REE5: Uncertainty analysis of regional and global climate forecasts
| Researcher: | Dr Jara Imbers Quintana |
| Team Leader(s): | Prof. Anne Trefethen & Dr Irene Moroz |
| Collaborators: | Dr Myles Allen, Physics Department, Oxford |
| Dr Ana Lopez, LSE | |
| Dr David Frame, Smith School for Enterprise and the Environment | |
| Dr Nicolai Meinshausen, Statistics | |
| Dr Rachel McDonnell, Geography | |
| Tolu Aina |
Project completed July 15, 2012
Background
At the centre of the climate change debate lies the question of whether global warming can be detected and if so, whether it is attributable to humans. A technique called optimal fingerprinting is a powerful method of detection and attribution of climate change. The method relies on the assumption that external forcings due to human activity (for example, changing levels of greenhouse gases and aerosol loading) and due to natural causes (for example, volcanic activity and variations in solar radiation) are superimposed on internal variability due to interaction of the atmosphere, ocean, biosphere and cryosphere.
The Intergovernmental Panel on Climate Change (IPCC) said “most of the observed increase in global average temperatures since the mid-20th century is very likely due to the observed increase in anthropogenic greenhouse gas concentrations”. Since methods like optimal fingerprinting are at the core of these statements, the methods must be robust. Researchers at the Oxford Centre for Collaborative Applied Mathematics (OCCAM) have been assessing the robustness using the extended historical record, the present knowledge of climate dynamics and its interaction with human activity.
Techniques and Challenges
The researchers explored the robustness of optimal fingerprinting by analysing the influence of adopting different descriptions of internal variability when applying the detection algorithm.

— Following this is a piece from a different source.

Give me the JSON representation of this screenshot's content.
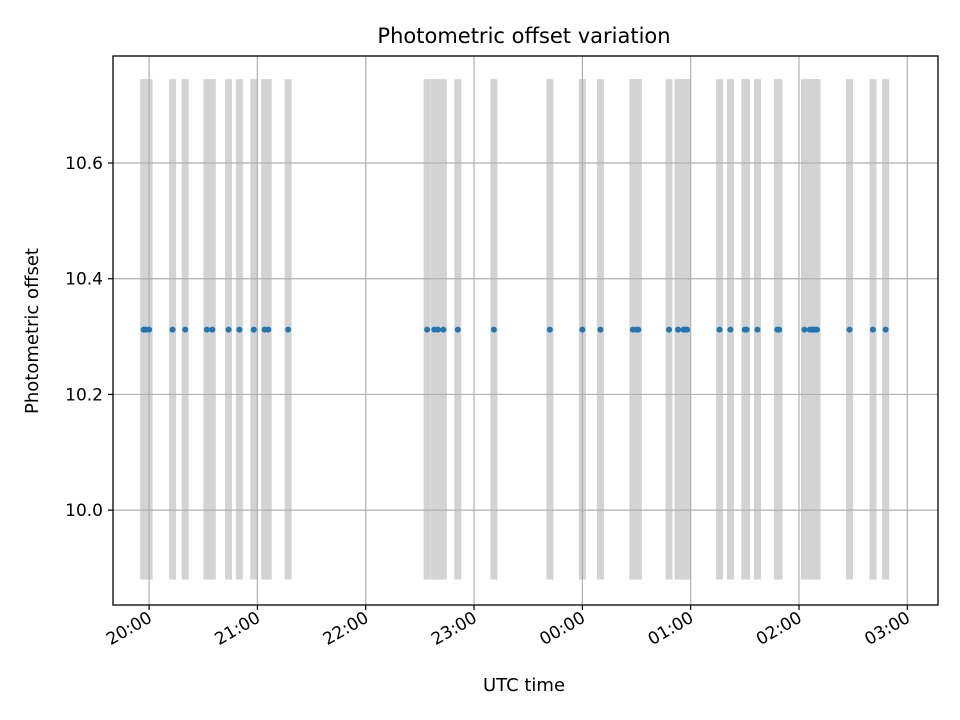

Optimal fingerprinting is a linear regression model, which allows the decomposition of the observed global mean temperature into signals representing the external forcings, plus a noise term corresponding to the internal variability of the system. To test the effect of the representation of the internal variability, it was represented by one of two very different stochastic models: either a short-memory AR(1) process or a long-memory fractional differencing (FD) noise process. An energy balance model was used to simulate the contributions to the global mean temperature from four forcing signals: solar, volcanic, greenhouse gas and sulfates.

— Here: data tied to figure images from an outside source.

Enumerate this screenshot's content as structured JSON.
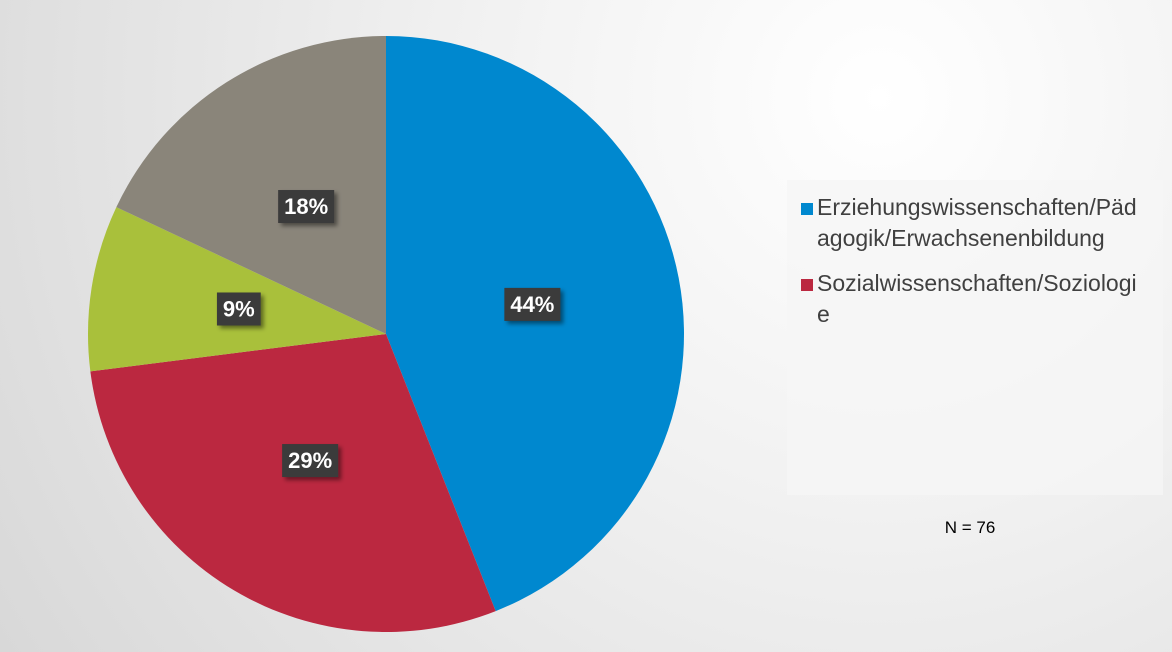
{
  "chart_data": {
    "type": "pie",
    "categories": [
      "Erziehungswissenschaften/Pädagogik/Erwachsenenbildung",
      "Sozialwissenschaften/Soziologie",
      null,
      null
    ],
    "values": [
      44,
      29,
      9,
      18
    ],
    "value_labels": [
      "44%",
      "29%",
      "9%",
      "18%"
    ],
    "colors": [
      "#0088cf",
      "#bb2840",
      "#a9c03b",
      "#8a857a"
    ],
    "annotation": "N = 76"
  }
}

Furthermore, the researchers extended the analysis to determine whether the robustness of the anthropogenic climate change detection statements is altered when internal oscillations of the climate system such as the El Niño Southern oscillation (ENSO) or the Atlantic Multidecadal Oscillation (AMO) are considered as separate forcings, and not simply included in the noise term in the multi-regression analysis. Similarly, they considered natural oscillations in climate with periods of 20 and 60 years.
Results
The researchers found that, independent of the representation chosen for the internal variability, the greenhouse gas signal remains statistically significant under the detection model, and the attribution of greenhouse gas to climate change was found to be insensitive to the choice between the two representations of internal variability. However, the significance of detection results were affected by the choice of a short-memory versus a long-memory process, indicating a need for more sophisticated statistical checks on the spectral properties of internal variability.
It was also shown that key detection and attribution statements remain robust with the inclusion of additional forcing signals, including the 20 and 60 year oscillations. This gives further evidence that the detection of the anthropogenic signal is statistically robust independent of the model used to characterise the internal variability in the case of the global mean temperature.
The Future
This work on the global mean temperature is currently being extended to the full spatial and temporal resolution of the temperature in the climate system. Also, the researchers are doing a systematic comparison of simulated climate variability and observational data within the formalism of Linear Inverse Modeling (LIM). This method allows for a sensitive comparison of models and data by contrasting their spatial and temporal spectra.
In particular, the aim is to use control runs of CMIP-5 (Coupled Model Intercomparison Project Phase 5) and observational records pre-1970 to assess the adequacy of internal climate variability in the CMIP-5 models. LIM has proven a powerful method for extracting the intrinsic linear dynamics that govern the climatology of a complex system directly from observations of the system or climate models. Thus, applying the LIM to the output of control runs of IPCC coupled models will help to obtain insights into the structural differences between simulated and real climate variability. It will also allow for the opportunity to generate estimations of more accurate internal variability for use in the detection and attribution formalism.